Dolor en Winifreda por la muerte de una querida docente: «Chiquita fue demasiado grande»

Nelly Noemí Vermeulén de Fernández falleció este jueves en la ciudad de Santa Rosa. Tenía 86 años. Todos la conocían como «Chiquita». Sentía un profundo amor por la docencia a la que le dedicó más de cuatro décadas de su vida. La noticia de su deceso fue recibida con dolor y tristeza por numerosos ex alumnos y alumnas winifredenses quienes lamentaron la partida de esta querida docente quien dio clases de actividades prácticas, taquigrafía, corte y confección, entre otros oficios para mujeres.  

Sus inicios

Nelly era oriunda de Winifreda donde nació el 13 de Junio de 1935. Se casó con Reclus Fernández el 11 de abril de 1955. Tuvieron tres hijas: Marcela, Raquel (fallecida en 2015) y María Lis, todas nacidas en esta localidad. Fue a fines de la década del ´50 cuando comenzó a ejercer su profesión. Primero como suplente en la escuela de su pueblo natal, luego se trasladó a la ciudad de General Acha donde logró la titularidad en una escuela primaria y tiempo después solicitó el traslado a la Escuela 104 de Winifreda donde titularizó en 1961 con el cargo de docente de actividades prácticas. 

Taquígrafa

Nelly fue una de las tantas pobladoras que apoyaron el movimiento social liderado por el sacerdote Raúl Amarena y finalmente lograron la creación del colegio secundario Cristo Redentor. En ese establecimiento supo desempeñarse como profesora de taquigrafía y contabilidad. Su pasión por educar no se detenía. Fue en 1973 cuando se incorporó a la escuela nocturna más conocida como Centro Laboral Nº41 donde enseñó dactilografía y oficios como tejido a máquina, arte decorativo y corte y confección. Estas enseñanzas fueron para muchas de sus alumnas una real salida laboral. 

«Docente ejemplar»

Desde su entorno familiar resaltaron que «Chiquita» no solo era «una docente ejemplar» dentro del aula donde brindaba conocimientos de los más variados sino que «muchas veces ante la falta de fondos en las distintas instituciones educativas, generaba recursos para potenciar sus proyectos educativos. Muchos la recordarán organizando concursos de bailes, campeonatos de bochas, de naipes, algún asado criollo, carreras de sulkys, cuadreras, sortijas, entre otras actividades». También, participaba en las fiestas escolares y trabajaba en el armado de carrozas para los actos de fin de año. «En esta tarea fue de gran importancia la colaboración que siempre recibía de su padre Enrique Vermeulén quien con gran profesionalismo brindaba a sus alumnas salidas laborales que hasta hoy son recordadas», señalaron allegados a la familia. 
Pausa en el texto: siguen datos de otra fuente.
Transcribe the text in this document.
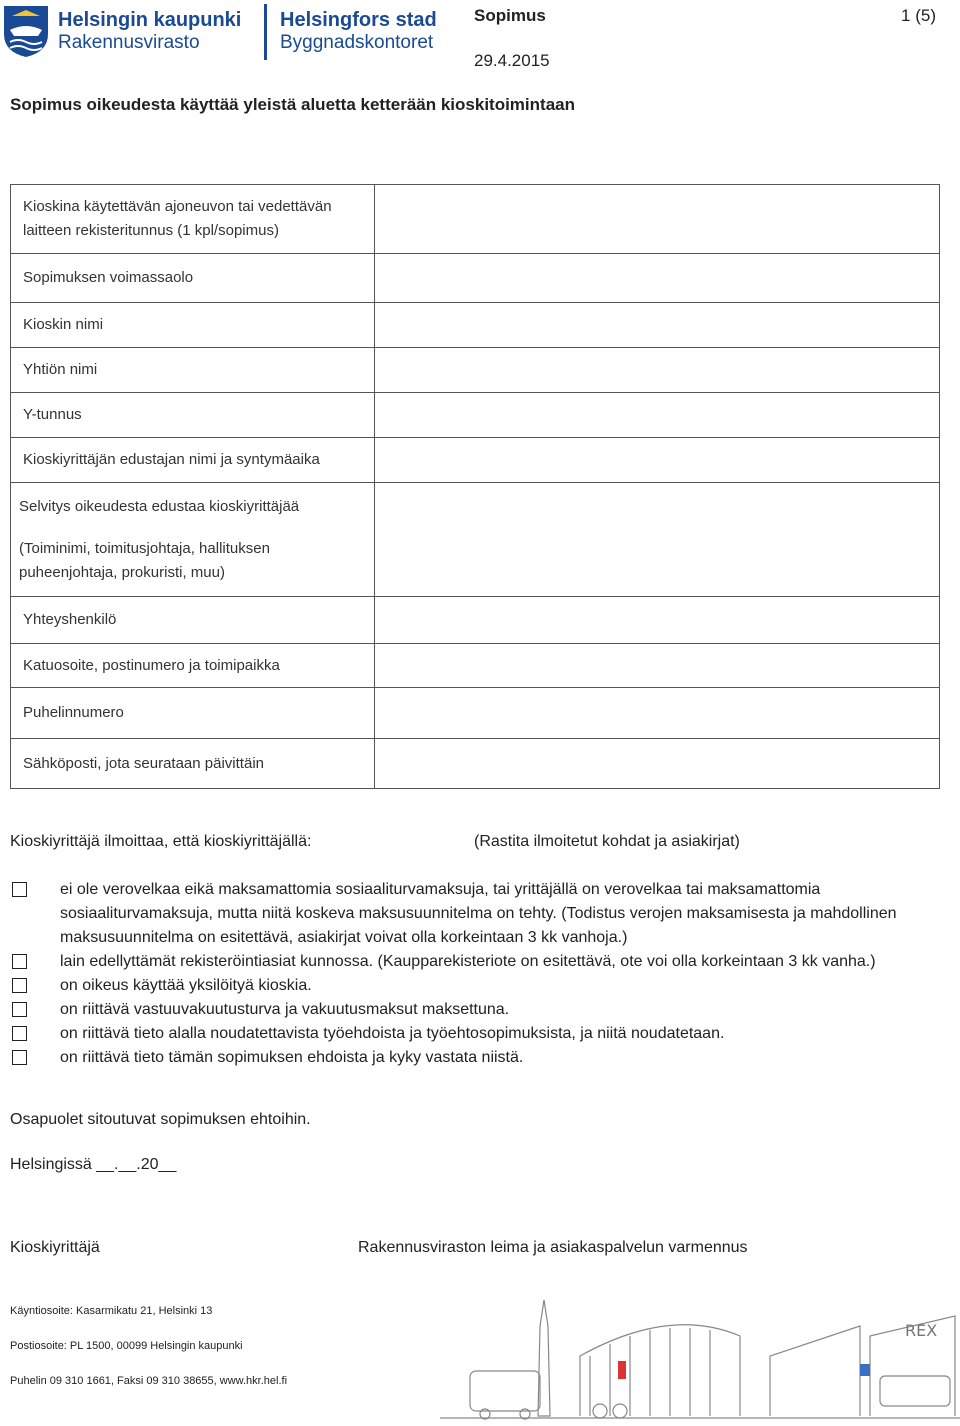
Helsingin kaupunki
Rakennusvirasto
Helsingfors stad
Byggnadskontoret
Sopimus	1 (5)
29.4.2015
Sopimus oikeudesta käyttää yleistä aluetta ketterään kioskitoimintaan
Kioskina käytettävän ajoneuvon tai vedettävän
laitteen rekisteritunnus (1 kpl/sopimus)	

Sopimuksen voimassaolo	
Kioskin nimi	
Yhtiön nimi	
Y-tunnus	
Kioskiyrittäjän edustajan nimi ja syntymäaika	

Selvitys oikeudesta edustaa kioskiyrittäjää
(Toiminimi, toimitusjohtaja, hallituksen
puheenjohtaja, prokuristi, muu)	

Yhteyshenkilö	
Katuosoite, postinumero ja toimipaikka	
Puhelinnumero	
Sähköposti, jota seurataan päivittäin	
Kioskiyrittäjä ilmoittaa, että kioskiyrittäjällä:	(Rastita ilmoitetut kohdat ja asiakirjat)
ei ole verovelkaa eikä maksamattomia sosiaaliturvamaksuja, tai yrittäjällä on verovelkaa tai maksamattomia sosiaaliturvamaksuja, mutta niitä koskeva maksusuunnitelma on tehty. (Todistus verojen maksamisesta ja mahdollinen maksusuunnitelma on esitettävä, asiakirjat voivat olla korkeintaan 3 kk vanhoja.)
lain edellyttämät rekisteröintiasiat kunnossa. (Kaupparekisteriote on esitettävä, ote voi olla korkeintaan 3 kk vanha.)
on oikeus käyttää yksilöityä kioskia.
on riittävä vastuuvakuutusturva ja vakuutusmaksut maksettuna.
on riittävä tieto alalla noudatettavista työehdoista ja työehtosopimuksista, ja niitä noudatetaan.
on riittävä tieto tämän sopimuksen ehdoista ja kyky vastata niistä.
Osapuolet sitoutuvat sopimuksen ehtoihin.
Helsingissä __.__.20__
Kioskiyrittäjä	Rakennusviraston leima ja asiakaspalvelun varmennus
Käyntiosoite: Kasarmikatu 21, Helsinki 13
Postiosoite: PL 1500, 00099 Helsingin kaupunki
Puhelin 09 310 1661, Faksi 09 310 38655, www.hkr.hel.fi
REX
Nelly perdió a su esposo en 1983 y en 1991 pidió su traslado a Santa Rosa. Antes hizo las gestiones con sus superiores para que su cargo en el Centro Laboral sea ocupado por Rosita Lej. Instalada nuevamente en la capital pampeana, estuvo cuidando a su madre Josefa Meacca y en paralelo trabajaba en dos establecimientos: uno de nivel primario y otro nocturno, hasta que finalmente accedió a su jubilación. 

«Chiquita» compartiendo una cena de fin de año con sus colegas docentes

«Su actividad profesional fue muy intensa. Y además fue excelente esposa, madre, abuela y bisabuela. Nuestra Chiquita fue demasiado grande. Quedará en el recuerdo eterno de sus hijas, de sus nietas Soledad y Candela, de su bisnieto Jacinto y de toda la comunidad de Winifreda que compartió con ella gratos momentos», expresaron desde su círculo íntimo. Sus restos fueron trasladados a Winifreda donde descansan en la necrópolis junto a su esposo Reclus y su hija Raquel.

El recuerdo de sus alumnas

Sus ex alumnas la despidieron en redes sociales con sentidos mensajes en su memoria. Transcribimos dos de ellos.

Celia Stark escribió: «Chiquita, como no recordarte. Tengo tantos recuerdos de cuando de noche nos dabas clases de corte y confección, tejido a máquina. ¡Qué lindo grupo éramos. Qué profe eras! Besos al cielo y abrazos a su familia».

Por su parte, Marta Berg posteó: «No fue mi profe, pero si en la nocturna enseñó a mi mamá a tejer a máquina, cosa que sirvió de mucho para la economía familiar. Eternamente agradecida. Mis condolencias a sus hijas y respectivas familias, un abrazo enorme y fuerzas para superar tan irreparable pérdida».

FOTO: «Chiquita» Fernández ejerció la docencia más de 40 años. Enseñó taquigrafía y oficios para mujeres.